Indonesian-born, Hong Kong-based artist Lie Fhung has created an installation work called Life Force II that was recently shown as part of her solo exhibition “Life Force” at the dia.lo.gue artspace in Jakarta.
The installation features Fhung’s signature materials – clay and metal – consisting of a series of hanging elements in porcelain, glass and copper wire, dramatically lit against the matte black and dark timber-floored exhibition space. Each of the porcelain pieces is fragile, made with super thin clay. Lit as they are, some encased within glass bell jars, these objects acquire a certain precious quality, like little birds with broken wings.
Fhung regularly exhibits at Sin Sin Fine Art in Hong Kong, but has also exhibited internationally and won several international art prizes and awards, and this exhibition takes her back to her home country – Indonesia. Reflecting on her life in both locations, she explores ideas of life, death and renewal. “Life Force is about taking risk,” she says. “About precarious balance. About the fragility of life. About the certainty of death; anything that can break, will eventually break – it’s just a matter of time. Inevitable. But it is not a futility. You enjoy it as it lasts. You make the best out of it.”
Other works in the exhibition include landscapes created out of aluminium and copper piping, copper and tin jewellery and more porcelain encased in bell jars. They explore Fhung’s emotional landscapes, including grief and loss, change and growth, and the life-affirming possibilities of fragility. In the accompanying essay to the exhibition, Italian-American curator/art writer Valerie C. Doran writes: “Lie Fhung’s Life Force is a journey through the terrain of the artist’s own life, fraught with the vulnerability of love and the terror of loss, and saved, time and again, by the strange courage of the creative force, and the will not only to survive the cliffs, but to flourish from the soil of life’s catastrophes.”
The work was shown in the dia.lo.gue artspace in Jakarta, in a building by Indonesian architect Andra Matin.
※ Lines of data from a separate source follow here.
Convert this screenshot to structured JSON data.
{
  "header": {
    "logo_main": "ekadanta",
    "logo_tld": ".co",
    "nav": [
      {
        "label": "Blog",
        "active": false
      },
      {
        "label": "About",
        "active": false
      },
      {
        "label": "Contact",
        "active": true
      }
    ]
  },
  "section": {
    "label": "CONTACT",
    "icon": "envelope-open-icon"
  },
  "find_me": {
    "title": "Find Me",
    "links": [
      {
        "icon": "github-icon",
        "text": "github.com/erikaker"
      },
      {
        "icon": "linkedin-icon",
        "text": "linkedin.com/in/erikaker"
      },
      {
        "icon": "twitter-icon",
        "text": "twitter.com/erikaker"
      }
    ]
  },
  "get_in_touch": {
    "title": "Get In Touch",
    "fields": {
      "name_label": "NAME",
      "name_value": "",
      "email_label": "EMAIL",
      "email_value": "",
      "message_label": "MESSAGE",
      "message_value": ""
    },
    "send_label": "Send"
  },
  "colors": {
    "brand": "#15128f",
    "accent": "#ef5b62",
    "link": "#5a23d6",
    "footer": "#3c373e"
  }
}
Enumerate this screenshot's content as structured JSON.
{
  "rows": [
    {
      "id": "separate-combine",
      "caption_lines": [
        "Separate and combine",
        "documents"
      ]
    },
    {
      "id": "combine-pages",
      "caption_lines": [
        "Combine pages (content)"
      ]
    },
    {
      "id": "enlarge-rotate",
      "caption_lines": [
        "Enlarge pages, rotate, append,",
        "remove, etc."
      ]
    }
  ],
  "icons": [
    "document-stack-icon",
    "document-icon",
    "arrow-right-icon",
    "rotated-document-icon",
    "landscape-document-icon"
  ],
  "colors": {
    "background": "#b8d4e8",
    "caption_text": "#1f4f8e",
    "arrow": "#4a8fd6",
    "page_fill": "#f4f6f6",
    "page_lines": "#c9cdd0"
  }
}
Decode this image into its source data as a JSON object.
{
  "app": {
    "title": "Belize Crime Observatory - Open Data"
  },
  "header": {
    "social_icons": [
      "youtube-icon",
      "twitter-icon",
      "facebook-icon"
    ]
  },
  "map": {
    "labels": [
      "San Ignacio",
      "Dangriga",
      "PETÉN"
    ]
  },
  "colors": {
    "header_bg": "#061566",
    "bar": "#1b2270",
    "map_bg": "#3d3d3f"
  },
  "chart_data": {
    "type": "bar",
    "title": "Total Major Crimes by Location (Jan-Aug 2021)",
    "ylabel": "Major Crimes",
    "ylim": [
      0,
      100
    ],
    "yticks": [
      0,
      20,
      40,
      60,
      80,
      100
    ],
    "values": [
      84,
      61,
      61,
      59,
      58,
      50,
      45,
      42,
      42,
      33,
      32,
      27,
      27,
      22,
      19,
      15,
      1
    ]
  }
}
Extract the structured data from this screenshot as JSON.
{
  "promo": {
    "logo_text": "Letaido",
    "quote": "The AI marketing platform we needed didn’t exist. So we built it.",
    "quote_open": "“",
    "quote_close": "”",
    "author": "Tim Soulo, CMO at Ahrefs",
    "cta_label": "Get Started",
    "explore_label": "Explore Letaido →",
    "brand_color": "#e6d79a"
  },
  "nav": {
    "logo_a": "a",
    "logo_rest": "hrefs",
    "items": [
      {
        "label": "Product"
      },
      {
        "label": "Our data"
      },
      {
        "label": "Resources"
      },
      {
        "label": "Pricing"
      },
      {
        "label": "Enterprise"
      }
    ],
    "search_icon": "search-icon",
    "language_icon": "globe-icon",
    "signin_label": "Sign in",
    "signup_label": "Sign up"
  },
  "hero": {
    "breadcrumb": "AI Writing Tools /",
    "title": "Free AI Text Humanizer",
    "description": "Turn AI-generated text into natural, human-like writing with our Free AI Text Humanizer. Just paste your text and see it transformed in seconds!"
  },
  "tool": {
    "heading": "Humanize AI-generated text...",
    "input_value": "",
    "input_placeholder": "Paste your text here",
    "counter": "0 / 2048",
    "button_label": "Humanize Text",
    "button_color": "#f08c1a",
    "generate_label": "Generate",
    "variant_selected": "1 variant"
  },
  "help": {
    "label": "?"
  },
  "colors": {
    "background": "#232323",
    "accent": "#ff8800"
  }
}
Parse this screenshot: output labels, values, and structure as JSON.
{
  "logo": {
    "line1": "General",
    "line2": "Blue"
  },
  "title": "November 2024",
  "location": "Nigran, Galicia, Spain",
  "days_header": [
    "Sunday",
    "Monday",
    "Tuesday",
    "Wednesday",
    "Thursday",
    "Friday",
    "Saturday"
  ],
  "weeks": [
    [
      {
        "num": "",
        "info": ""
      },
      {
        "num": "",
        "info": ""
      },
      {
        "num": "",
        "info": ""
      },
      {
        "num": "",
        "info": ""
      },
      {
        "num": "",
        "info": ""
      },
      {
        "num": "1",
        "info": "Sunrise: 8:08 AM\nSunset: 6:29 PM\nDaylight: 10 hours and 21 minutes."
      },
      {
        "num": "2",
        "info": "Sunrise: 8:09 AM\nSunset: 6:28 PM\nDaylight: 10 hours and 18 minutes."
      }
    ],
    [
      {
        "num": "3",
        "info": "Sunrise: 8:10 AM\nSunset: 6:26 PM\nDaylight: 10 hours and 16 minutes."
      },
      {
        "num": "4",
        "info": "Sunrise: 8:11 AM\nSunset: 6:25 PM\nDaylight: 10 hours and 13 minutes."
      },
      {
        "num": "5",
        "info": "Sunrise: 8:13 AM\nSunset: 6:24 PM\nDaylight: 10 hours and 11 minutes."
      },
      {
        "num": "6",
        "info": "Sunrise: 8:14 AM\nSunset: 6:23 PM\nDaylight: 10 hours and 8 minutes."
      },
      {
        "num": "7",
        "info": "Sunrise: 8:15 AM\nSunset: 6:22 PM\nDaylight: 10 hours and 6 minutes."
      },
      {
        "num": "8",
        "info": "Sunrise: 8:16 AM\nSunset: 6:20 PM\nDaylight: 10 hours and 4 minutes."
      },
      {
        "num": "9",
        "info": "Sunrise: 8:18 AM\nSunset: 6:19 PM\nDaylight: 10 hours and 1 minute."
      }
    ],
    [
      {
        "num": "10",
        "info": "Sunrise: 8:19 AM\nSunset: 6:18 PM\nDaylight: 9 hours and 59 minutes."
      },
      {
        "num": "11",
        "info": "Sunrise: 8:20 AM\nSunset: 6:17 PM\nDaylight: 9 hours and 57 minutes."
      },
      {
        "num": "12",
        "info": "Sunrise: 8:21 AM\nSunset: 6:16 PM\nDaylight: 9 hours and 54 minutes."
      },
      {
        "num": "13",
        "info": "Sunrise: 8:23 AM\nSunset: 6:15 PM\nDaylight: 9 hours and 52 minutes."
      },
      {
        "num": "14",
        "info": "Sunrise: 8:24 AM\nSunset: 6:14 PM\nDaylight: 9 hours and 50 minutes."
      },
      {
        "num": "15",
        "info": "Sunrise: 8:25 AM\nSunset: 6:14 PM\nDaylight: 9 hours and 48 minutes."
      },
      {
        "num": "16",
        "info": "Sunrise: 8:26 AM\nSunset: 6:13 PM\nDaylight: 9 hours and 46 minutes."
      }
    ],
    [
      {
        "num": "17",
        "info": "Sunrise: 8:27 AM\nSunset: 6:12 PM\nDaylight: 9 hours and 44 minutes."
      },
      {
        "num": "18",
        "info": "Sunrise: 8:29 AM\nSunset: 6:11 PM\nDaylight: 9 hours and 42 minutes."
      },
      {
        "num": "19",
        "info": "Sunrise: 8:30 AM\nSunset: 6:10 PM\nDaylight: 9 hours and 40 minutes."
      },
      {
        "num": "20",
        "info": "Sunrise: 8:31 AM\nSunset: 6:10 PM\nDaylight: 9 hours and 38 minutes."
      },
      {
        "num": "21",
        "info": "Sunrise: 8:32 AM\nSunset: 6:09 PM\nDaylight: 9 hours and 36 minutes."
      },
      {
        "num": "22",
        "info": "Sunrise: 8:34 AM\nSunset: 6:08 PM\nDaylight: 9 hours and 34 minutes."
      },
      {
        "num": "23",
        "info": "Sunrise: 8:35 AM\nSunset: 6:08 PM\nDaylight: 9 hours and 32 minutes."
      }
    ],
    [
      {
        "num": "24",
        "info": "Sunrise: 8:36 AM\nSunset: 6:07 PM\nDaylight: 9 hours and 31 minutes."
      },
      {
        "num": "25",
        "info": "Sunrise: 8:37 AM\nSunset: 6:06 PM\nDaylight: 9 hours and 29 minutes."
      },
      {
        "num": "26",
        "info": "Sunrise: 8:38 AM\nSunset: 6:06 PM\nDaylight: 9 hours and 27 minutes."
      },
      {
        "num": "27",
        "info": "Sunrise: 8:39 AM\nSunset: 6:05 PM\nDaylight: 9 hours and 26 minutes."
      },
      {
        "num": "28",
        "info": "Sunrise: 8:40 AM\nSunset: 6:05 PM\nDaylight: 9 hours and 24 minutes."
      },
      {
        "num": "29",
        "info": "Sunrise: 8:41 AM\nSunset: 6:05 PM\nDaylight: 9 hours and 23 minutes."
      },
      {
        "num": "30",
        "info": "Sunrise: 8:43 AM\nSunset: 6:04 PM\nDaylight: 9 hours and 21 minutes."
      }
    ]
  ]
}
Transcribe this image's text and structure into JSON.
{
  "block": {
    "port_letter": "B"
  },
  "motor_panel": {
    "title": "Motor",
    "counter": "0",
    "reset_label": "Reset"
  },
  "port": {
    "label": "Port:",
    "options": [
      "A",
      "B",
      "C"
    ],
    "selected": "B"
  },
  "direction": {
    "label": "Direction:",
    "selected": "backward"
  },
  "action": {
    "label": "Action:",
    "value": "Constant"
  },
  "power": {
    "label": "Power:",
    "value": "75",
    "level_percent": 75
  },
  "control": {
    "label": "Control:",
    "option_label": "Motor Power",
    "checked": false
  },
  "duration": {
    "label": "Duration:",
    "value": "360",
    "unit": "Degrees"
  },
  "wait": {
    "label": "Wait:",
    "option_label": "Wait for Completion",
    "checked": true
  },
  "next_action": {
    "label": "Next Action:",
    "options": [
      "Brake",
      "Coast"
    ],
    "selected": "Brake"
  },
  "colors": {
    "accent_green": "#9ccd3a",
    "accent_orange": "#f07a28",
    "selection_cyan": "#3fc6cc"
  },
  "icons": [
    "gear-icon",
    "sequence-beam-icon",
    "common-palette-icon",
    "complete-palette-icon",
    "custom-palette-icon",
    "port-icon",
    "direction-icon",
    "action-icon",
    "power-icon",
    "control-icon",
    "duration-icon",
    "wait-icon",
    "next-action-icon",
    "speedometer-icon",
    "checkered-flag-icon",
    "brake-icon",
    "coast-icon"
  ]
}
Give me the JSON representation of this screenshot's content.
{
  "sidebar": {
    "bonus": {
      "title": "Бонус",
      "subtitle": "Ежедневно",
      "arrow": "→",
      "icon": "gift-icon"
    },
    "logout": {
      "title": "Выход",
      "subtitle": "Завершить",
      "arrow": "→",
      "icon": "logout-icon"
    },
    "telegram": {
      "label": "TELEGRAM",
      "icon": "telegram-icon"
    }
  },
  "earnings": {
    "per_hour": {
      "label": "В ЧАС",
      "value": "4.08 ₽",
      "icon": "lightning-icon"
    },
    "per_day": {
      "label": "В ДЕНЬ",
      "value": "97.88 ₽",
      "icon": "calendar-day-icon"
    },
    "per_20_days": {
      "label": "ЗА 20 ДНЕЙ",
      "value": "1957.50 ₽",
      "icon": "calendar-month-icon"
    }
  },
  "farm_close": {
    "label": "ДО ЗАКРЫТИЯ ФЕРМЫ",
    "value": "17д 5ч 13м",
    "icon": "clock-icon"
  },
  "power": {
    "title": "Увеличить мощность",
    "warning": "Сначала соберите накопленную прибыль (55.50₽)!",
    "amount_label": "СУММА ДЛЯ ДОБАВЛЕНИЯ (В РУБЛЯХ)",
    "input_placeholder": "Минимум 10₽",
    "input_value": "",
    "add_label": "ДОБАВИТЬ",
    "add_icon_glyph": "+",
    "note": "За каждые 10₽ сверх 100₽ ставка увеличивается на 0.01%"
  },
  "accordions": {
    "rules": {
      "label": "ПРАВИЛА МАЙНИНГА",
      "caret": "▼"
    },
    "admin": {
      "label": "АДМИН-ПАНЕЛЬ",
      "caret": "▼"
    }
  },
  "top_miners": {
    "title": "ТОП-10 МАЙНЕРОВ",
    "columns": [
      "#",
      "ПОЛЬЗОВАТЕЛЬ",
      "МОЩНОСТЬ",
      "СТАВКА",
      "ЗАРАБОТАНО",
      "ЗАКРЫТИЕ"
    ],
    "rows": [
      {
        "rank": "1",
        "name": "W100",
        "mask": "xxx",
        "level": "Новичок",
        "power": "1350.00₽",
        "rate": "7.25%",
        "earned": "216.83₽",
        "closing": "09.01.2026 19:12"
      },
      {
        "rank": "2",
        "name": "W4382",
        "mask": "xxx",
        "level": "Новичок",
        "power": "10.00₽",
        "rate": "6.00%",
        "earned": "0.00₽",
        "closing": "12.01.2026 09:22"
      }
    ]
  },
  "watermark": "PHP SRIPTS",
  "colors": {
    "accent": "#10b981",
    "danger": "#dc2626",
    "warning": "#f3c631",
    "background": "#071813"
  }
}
The artspace is run by a husband-and-wife team that shows contemporary art, design craft and culture, while also hosting workshops, and has a great cafe, according to Fhung. “The ambience is very comfortable, making it always busy with people hanging out or having meetings or working,” she says.
The title of the artspace is also a pun – Fhung explains: “dia.lo.gue itself is a word pun in English and Indonesian: ‘dia’ means he/she (there is no gender in the Indonesian language) or could even mean God, ‘lo’ means you, and ‘gue’ means me in colloquial Indonesian. So. dia.lo.gue means having dialogue between you, me, him/her, and/or God.”
This exhibition, and stand-out installation, offers an insight into cross-cultural art and design happening right now in an artspace in Jakarta, one example of an artist grappling with the fundamentals of life and death, like so many of her peers around the world.